At the event, Annan said: The “Cartooning for Peace” prize recognises those who commit their voices and artistic talent to the cause of peace and tolerance and who use a universal language of images to inform and educate and celebrate our common humanity.”
Doaa Eladl who couldn’t attend the ceremony, is a celebrated female artist in the Arab world – known especially for her political work. She has often tackled women’s right issues, attracting controversy and even charges of blasphemy for her cartoons.
Many of Hani Abbas’ cartoonist and journalist colleagues have been tortured or killed in Syria. His often satirical cartoons and testimony on the atrocities committed by Assad’s regime have seen him arrested and threatened several times. He fled Syria and is now seeking political asylum in Switzerland.
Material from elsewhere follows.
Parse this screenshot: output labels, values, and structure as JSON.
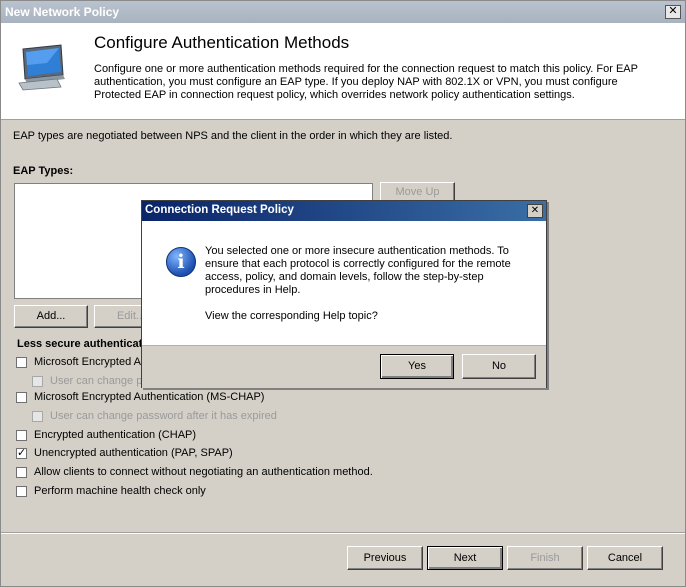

Abbas told euronews : “This prize is not simply for me as a person, Hani Abbas, but for everyone who expresses their opinion, for all the journalists and intellectuals in Syria who encounter grave danger – because of drawing, speaking out or expressing themselves in a free way.
Kofi Annan also inaugurated an exhibition entitled “War in all its states” on the shores of Lake Geneva, showing 100 cartoons from globally-renowned artists. Following the 2005 Mohammed cartoon polemic, it was French cartoonist Plantu, known for his work in “Le Monde” who kickstarted the “Cartooning for Peace” award together with Kofi Annan. The goal is to highlight and support cartoonists around the world
Plantu gave euronews his views on the significance of using cartoons as a form of expression: “We’re trying to show the level of resistance that exists today, from the perspective of the very people that allow us to understand the word “resistance”, the cartoonists that ultimately become the foot soldiers of democracy. In other words, they’re railing against different powers, not just the power of their editors but also against political and religious power.”
The war cartoon exhibition on the banks of Lake Geneva runs until the beginning of July and then moves to Sarajevo.
From Lake Geneva, euronews correspondent Wolfgang Spindler said: “Political cartoons can be subversive, provocative and amusing – they make us smile, they give us pause for thought. But we very often forget that the cartoonists behind them sometimes have to risk their lives daily for the sake of their work.”